Les thèmes dérangeants des violences conjugales, de l'emprise toxique et de l'isolement sont traités avec une justesse remarquable, sans jamais tomber dans le sensationnalisme facile. Donzelli ne cherche pas à juger mais à comprendre, offrant une plongée glaçante dans l'intimité d'un couple dévoré par une relation malsaine. Une ambition qu'elle parvient à retranscrire avec brio grâce à une réalisation d'une grande maîtrise technique. La photographie soignée de Laurent Tangy, avec qui la cinéaste collaborait pour la première fois, alterne avec habileté entre plans séduisants et cadrages étouffants, reflétant l'évolution émotionnelle des personnages. La bande-son minimaliste renforce avec efficacité l'atmosphère pesante qui se dégage du récit.
Au coeur de cette oeuvre ambitieuse se trouvent deux performances d'acteurs tout simplement remarquables. Virginie Efira, qui avait accepté le rôle avant même l'écriture du scénario, campe une héroïne d'une touchante complexité. Sa présence aimante, conjuguée à son empathie naturelle, rend d'autant plus déchirante sa lente déchéance émotionnelle. Melvil Poupaud, de son côté, impressionne dans ce registre sombre qui lui va si bien. Son incarnation d'un bourreau d'une noirceur fascinante frappe par sa justesse, faisant écho aux grands « salauds de cinéma » à la Jacques Demy ou Claude Chabrol qu'il a pris pour modèles. Leur alchimie trouble porte le film avec une intensité saisissante.
Cependant, si L'amour et les forêts impressionne par ses qualités réalisationnelles et la puissance de son duo d'acteurs, il pèche parfois par un certain académisme dans son propos.

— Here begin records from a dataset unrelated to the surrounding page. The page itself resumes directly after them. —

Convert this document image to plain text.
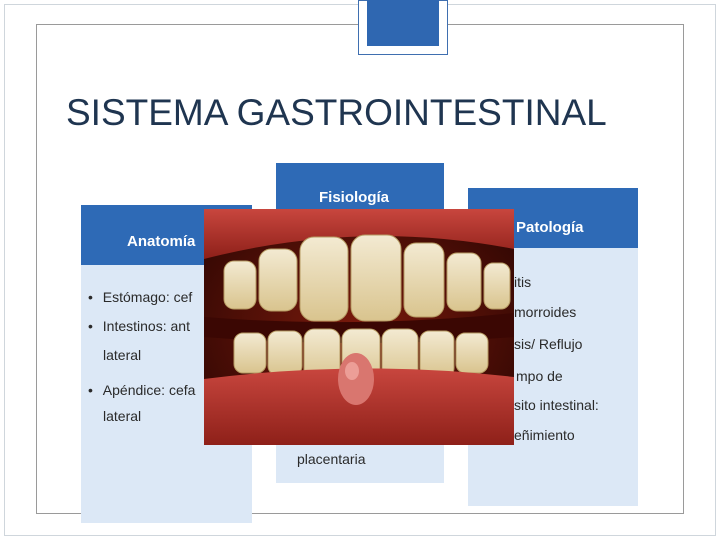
SISTEMA GASTROINTESTINAL
Fisiología
placentaria
Anatomía
• Estómago: cef
• Intestinos: ant
lateral
• Apéndice: cefa
lateral
Patología
itis
morroides
sis/ Reflujo
mpo de
sito intestinal:
eñimiento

Le choix de faire incarner la soeur jumelle de Blanche par Virginie Efira elle-même apparaît ainsi comme un artifice un peu trop artificiel, qui embrouille inutilement le spectateur sans réellement apporter de profondeur à l'intrigue. La comédienne Virginie Ledoyen par exemple, déjà présente au casting dans un petit rôle, aurait pu tout aussi bien endosser ce personnage secondaire pour lui donner plus de consistance.

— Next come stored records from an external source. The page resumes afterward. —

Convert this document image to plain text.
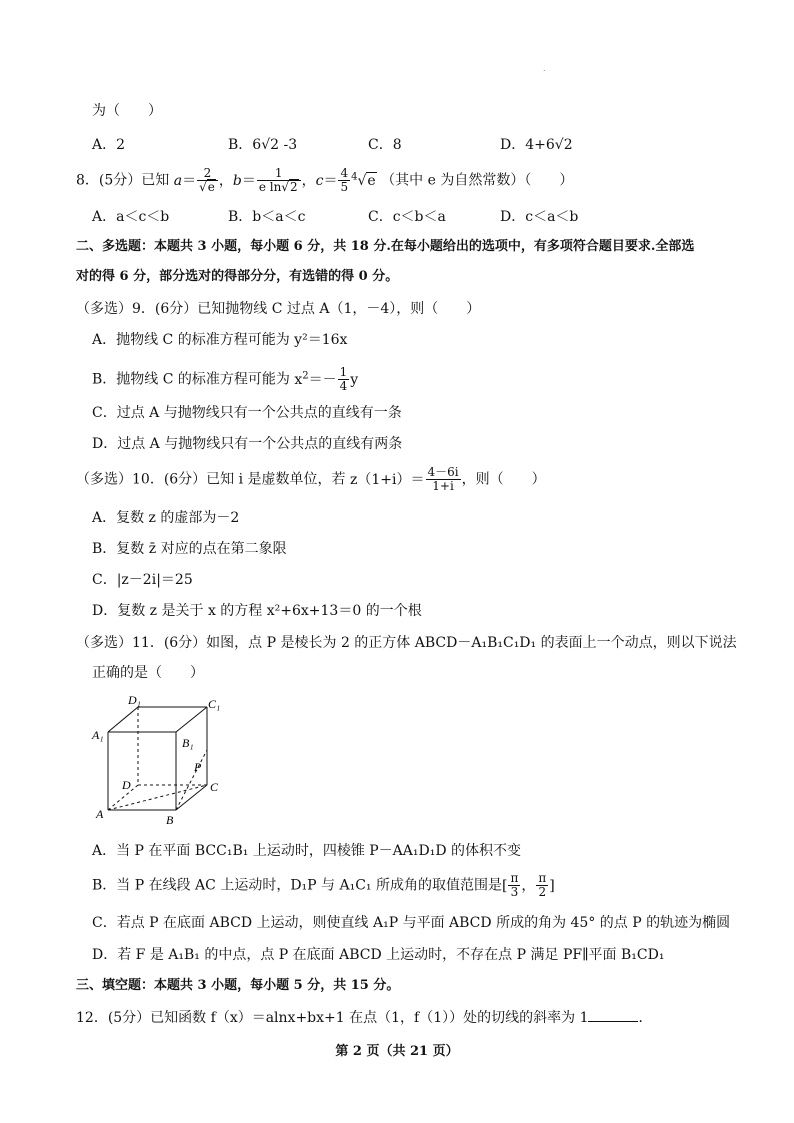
.
为（　　）
A．2	B．6√2 -3	C．8	D．4+6√2
8．(5分）已知 $a= \frac{2}{√e}$ ，$b= \frac{1}{\text{e ln√2}}$ ，$c= \frac{4}{5} ^4√e$ （其中 e 为自然常数）（　　）
A．a＜c＜b	B．b＜a＜c	C．c＜b＜a	D．c＜a＜b
二、多选题：本题共 3 小题，每小题 6 分，共 18 分.在每小题给出的选项中，有多项符合题目要求.全部选
对的得 6 分，部分选对的得部分分，有选错的得 0 分。
（多选）9．(6分）已知抛物线 C 过点 A（1，－4），则（　　）
A．抛物线 C 的标准方程可能为 y²＝16x
B．抛物线 C 的标准方程可能为 $x^2=- \frac{1}{4}$ y
C．过点 A 与抛物线只有一个公共点的直线有一条
D．过点 A 与抛物线只有一个公共点的直线有两条
（多选）10．(6分）已知 i 是虚数单位，若 $z(1+i)= \frac{4-6i}{1+i}$ ，则（　　）
A．复数 z 的虚部为－2
B．复数 z̄ 对应的点在第二象限
C．|z－2i|＝25
D．复数 z 是关于 x 的方程 x²+6x+13＝0 的一个根
（多选）11．(6分）如图，点 P 是棱长为 2 的正方体 ABCD－A₁B₁C₁D₁ 的表面上一个动点，则以下说法
正确的是（　　）
D₁	C₁
A₁
B₁
P
D	C
A	B
A．当 P 在平面 BCC₁B₁ 上运动时，四棱锥 P－AA₁D₁D 的体积不变
B．当 P 在线段 AC 上运动时，D₁P 与 A₁C₁ 所成角的取值范围是[ $\frac{\pi}{3}$ ， $\frac{\pi}{2}$ ]
C．若点 P 在底面 ABCD 上运动，则使直线 A₁P 与平面 ABCD 所成的角为 45° 的点 P 的轨迹为椭圆
D．若 F 是 A₁B₁ 的中点，点 P 在底面 ABCD 上运动时，不存在点 P 满足 PF∥平面 B₁CD₁
三、填空题：本题共 3 小题，每小题 5 分，共 15 分。
12．(5分）已知函数 f（x）＝alnx+bx+1 在点（1，f（1））处的切线的斜率为 1	．
第 2 页（共 21 页）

Dans l'ensemble, ce film d'une redoutable noirceur demeure une oeuvre puissante et maîtrisée, qui plonge le spectateur dans les tourments d'un amour toxique avec un réalisme glaçant. Un rappel nécessaire que la passion, lorsqu'elle dérape, peut se muer en une prison émotionnelle aux murs invisibles mais ô combien étouffants. Si L'amour et les forêts ne réinvente pas totalement la roue, il constitue néanmoins un drame psychologique d'une rare intensité, porté par deux acteurs au sommet de leur art. A défaut d'être un chef-d'oeuvre, ce film vaut assurément le détour pour les amateurs du genre.